Open Datasets No We obtain teacher networks u ∈ H∞(d,N1,...,NL−1,1),c by sampling their coefficients Φ componentwise according to a uniform distribution on [−c, c]. For every algorithm (A, m) ∈ A and seed ω ∈ Ω we consider point sequences x(u) uniformly distributed in [−0.5, 0.5]d with m(ω) = m. The corresponding point samples are used to train the coefficients of a neural network (student) using the Adam optimizer (Kingma & Ba, 2015) with exponentially decaying learning rate. The paper uses a synthetic uniform distribution to generate samples for training, which is not a named, publicly available dataset with a specific access link or citation as typically defined.

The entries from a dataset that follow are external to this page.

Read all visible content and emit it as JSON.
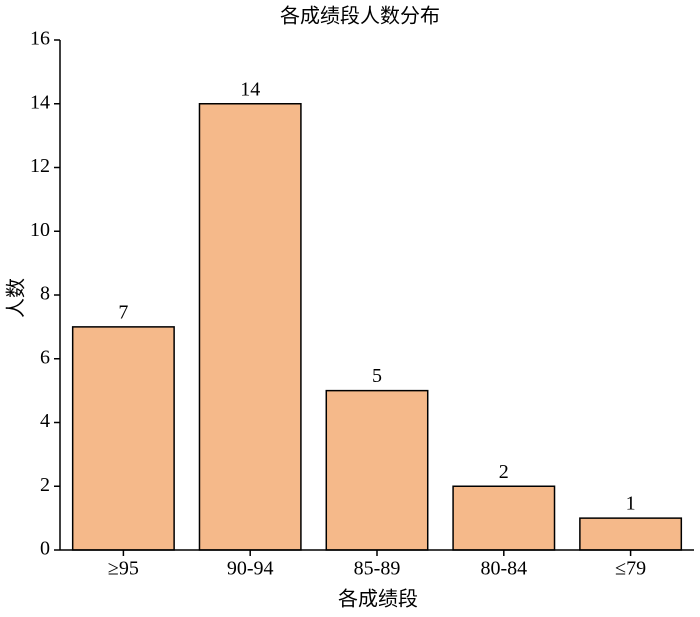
{
  "chart_data": {
    "type": "bar",
    "title": "各成绩段人数分布",
    "x_label": "各成绩段",
    "y_label": "人数",
    "categories": [
      "≥95",
      "90-94",
      "85-89",
      "80-84",
      "≤79"
    ],
    "values": [
      7,
      14,
      5,
      2,
      1
    ],
    "color": "#f5b98a",
    "ylim": [
      0,
      16
    ],
    "yticks": [
      0,
      2,
      4,
      6,
      8,
      10,
      12,
      14,
      16
    ]
  }
}
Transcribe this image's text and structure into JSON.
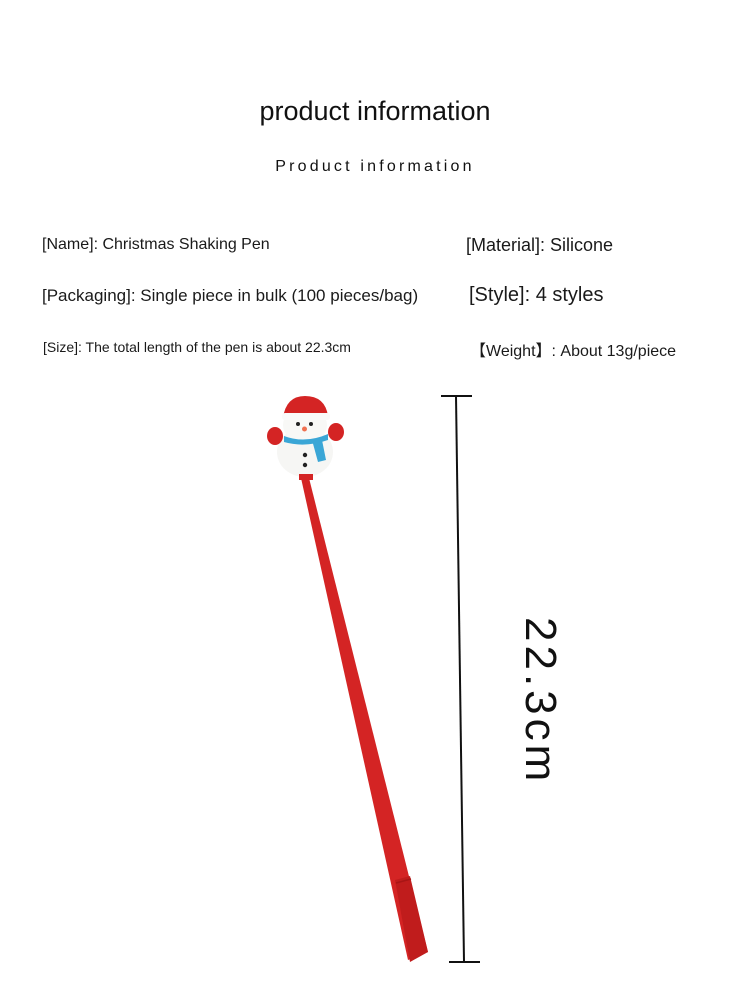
{
  "header": {
    "title": "product information",
    "subtitle": "Product information"
  },
  "specs": {
    "name": "[Name]: Christmas Shaking Pen",
    "material": "[Material]: Silicone",
    "packaging": "[Packaging]: Single piece in bulk (100 pieces/bag)",
    "style": "[Style]: 4 styles",
    "size": "[Size]: The total length of the pen is about 22.3cm",
    "weight": "【Weight】: About 13g/piece"
  },
  "dimension": {
    "label": "22.3cm"
  },
  "colors": {
    "pen": "#d42424",
    "scarf": "#3aa6d6"
  }
}
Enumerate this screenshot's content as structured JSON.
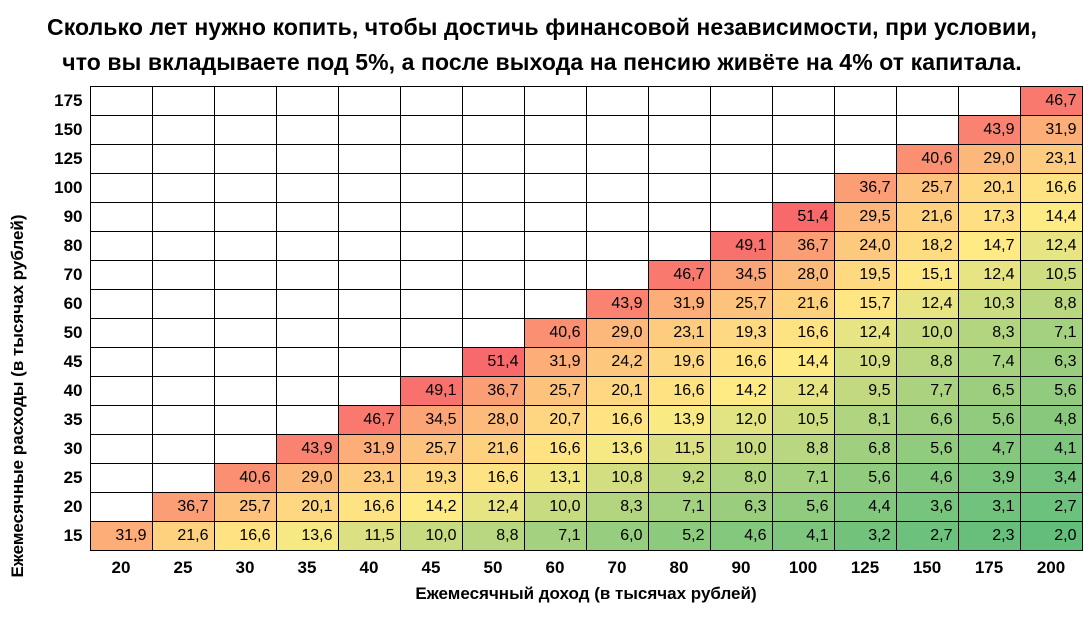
{
  "chart_data": {
    "type": "heatmap",
    "title_line1": "Сколько лет нужно копить, чтобы достичь финансовой независимости, при условии,",
    "title_line2": "что вы вкладываете под 5%, а после выхода на пенсию живёте на 4% от капитала.",
    "xlabel": "Ежемесячный доход (в тысячах рублей)",
    "ylabel": "Ежемесячные расходы (в тысячах рублей)",
    "x_categories": [
      "20",
      "25",
      "30",
      "35",
      "40",
      "45",
      "50",
      "60",
      "70",
      "80",
      "90",
      "100",
      "125",
      "150",
      "175",
      "200"
    ],
    "y_categories": [
      "175",
      "150",
      "125",
      "100",
      "90",
      "80",
      "70",
      "60",
      "50",
      "45",
      "40",
      "35",
      "30",
      "25",
      "20",
      "15"
    ],
    "values": [
      [
        null,
        null,
        null,
        null,
        null,
        null,
        null,
        null,
        null,
        null,
        null,
        null,
        null,
        null,
        null,
        46.7
      ],
      [
        null,
        null,
        null,
        null,
        null,
        null,
        null,
        null,
        null,
        null,
        null,
        null,
        null,
        null,
        43.9,
        31.9
      ],
      [
        null,
        null,
        null,
        null,
        null,
        null,
        null,
        null,
        null,
        null,
        null,
        null,
        null,
        40.6,
        29.0,
        23.1
      ],
      [
        null,
        null,
        null,
        null,
        null,
        null,
        null,
        null,
        null,
        null,
        null,
        null,
        36.7,
        25.7,
        20.1,
        16.6
      ],
      [
        null,
        null,
        null,
        null,
        null,
        null,
        null,
        null,
        null,
        null,
        null,
        51.4,
        29.5,
        21.6,
        17.3,
        14.4
      ],
      [
        null,
        null,
        null,
        null,
        null,
        null,
        null,
        null,
        null,
        null,
        49.1,
        36.7,
        24.0,
        18.2,
        14.7,
        12.4
      ],
      [
        null,
        null,
        null,
        null,
        null,
        null,
        null,
        null,
        null,
        46.7,
        34.5,
        28.0,
        19.5,
        15.1,
        12.4,
        10.5
      ],
      [
        null,
        null,
        null,
        null,
        null,
        null,
        null,
        null,
        43.9,
        31.9,
        25.7,
        21.6,
        15.7,
        12.4,
        10.3,
        8.8
      ],
      [
        null,
        null,
        null,
        null,
        null,
        null,
        null,
        40.6,
        29.0,
        23.1,
        19.3,
        16.6,
        12.4,
        10.0,
        8.3,
        7.1
      ],
      [
        null,
        null,
        null,
        null,
        null,
        null,
        51.4,
        31.9,
        24.2,
        19.6,
        16.6,
        14.4,
        10.9,
        8.8,
        7.4,
        6.3
      ],
      [
        null,
        null,
        null,
        null,
        null,
        49.1,
        36.7,
        25.7,
        20.1,
        16.6,
        14.2,
        12.4,
        9.5,
        7.7,
        6.5,
        5.6
      ],
      [
        null,
        null,
        null,
        null,
        46.7,
        34.5,
        28.0,
        20.7,
        16.6,
        13.9,
        12.0,
        10.5,
        8.1,
        6.6,
        5.6,
        4.8
      ],
      [
        null,
        null,
        null,
        43.9,
        31.9,
        25.7,
        21.6,
        16.6,
        13.6,
        11.5,
        10.0,
        8.8,
        6.8,
        5.6,
        4.7,
        4.1
      ],
      [
        null,
        null,
        40.6,
        29.0,
        23.1,
        19.3,
        16.6,
        13.1,
        10.8,
        9.2,
        8.0,
        7.1,
        5.6,
        4.6,
        3.9,
        3.4
      ],
      [
        null,
        36.7,
        25.7,
        20.1,
        16.6,
        14.2,
        12.4,
        10.0,
        8.3,
        7.1,
        6.3,
        5.6,
        4.4,
        3.6,
        3.1,
        2.7
      ],
      [
        31.9,
        21.6,
        16.6,
        13.6,
        11.5,
        10.0,
        8.8,
        7.1,
        6.0,
        5.2,
        4.6,
        4.1,
        3.2,
        2.7,
        2.3,
        2.0
      ]
    ],
    "decimal_separator": ",",
    "colors": {
      "scale_low_green": "#63BE7B",
      "scale_mid_yellow": "#FFEB84",
      "scale_high_red": "#F8696B",
      "empty_cell": "#FFFFFF",
      "gridline": "#000000",
      "text": "#000000"
    },
    "layout": {
      "grid": true,
      "legend": "none",
      "value_range": [
        2.0,
        51.4
      ]
    }
  }
}
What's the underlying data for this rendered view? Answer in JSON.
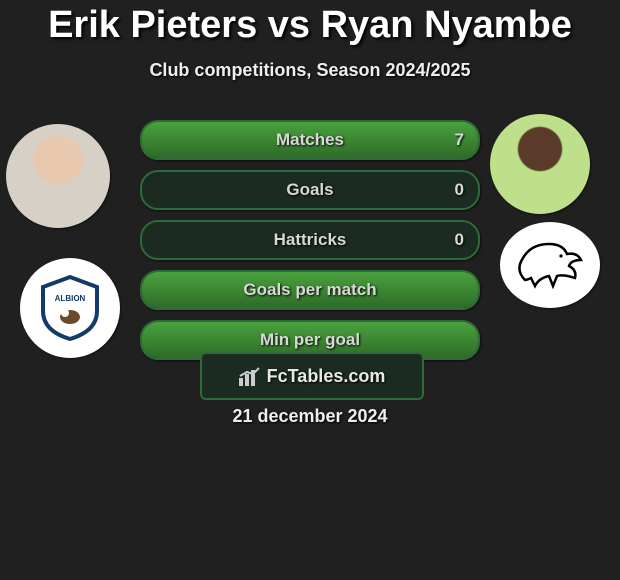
{
  "title": "Erik Pieters vs Ryan Nyambe",
  "subtitle": "Club competitions, Season 2024/2025",
  "date": "21 december 2024",
  "brand": "FcTables.com",
  "colors": {
    "bar_border": "#2e6b39",
    "bar_bg": "#1b2b21",
    "bar_fill_top": "#4aa23e",
    "bar_fill_bot": "#2e6b28",
    "page_bg": "#202020",
    "text": "#eeeeee"
  },
  "players": {
    "left": {
      "name": "Erik Pieters",
      "team": "West Bromwich Albion"
    },
    "right": {
      "name": "Ryan Nyambe",
      "team": "Derby County"
    }
  },
  "stats": [
    {
      "label": "Matches",
      "value": "7",
      "fill_pct": 100
    },
    {
      "label": "Goals",
      "value": "0",
      "fill_pct": 0
    },
    {
      "label": "Hattricks",
      "value": "0",
      "fill_pct": 0
    },
    {
      "label": "Goals per match",
      "value": "",
      "fill_pct": 100
    },
    {
      "label": "Min per goal",
      "value": "",
      "fill_pct": 100
    }
  ]
}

Dataset Splits No The paper mentions 'independent evaluation samples uniformly distributed' and details experimental parameters like sample sizes, but does not specify distinct training, validation, and test dataset splits with percentages or counts. It also does not reference predefined standard splits.
Hardware Specification Yes Table 1: General hyperparameters for the experiments in Figure 1 and Section 3. GPUs per training 1 (NVIDIA GTX-1080, RTX-2080Ti, A40, or A100)
Software Dependencies No The paper mentions software like 'PyTorch (Paszke et al., 2019)', 'Adam optimizer (Kingma & Ba, 2015)', 'Ray Tune (Liaw et al., 2018)', 'Weights & Biases and Tensor Board'. However, it does not provide specific version numbers for these software components.
Experiment Setup Yes Table 1: General hyperparameters for the experiments in Figure 1 and Section 3. Describes Experiment precision, GPUs, optimizer, initialization, activation function, learning rate scheduler, initial/final learning rate, decay frequency, number of samples, distribution of samples, evaluation norm, number of evaluations. Table 3: Hyperparameters specific to the experiments in Section 3. Describes Experiment samples, dimension, number of teachers, teacher architecture, activation, coefficient norm, distribution of coefficients, number of seeds, student architecture, batch-size, number of epochs.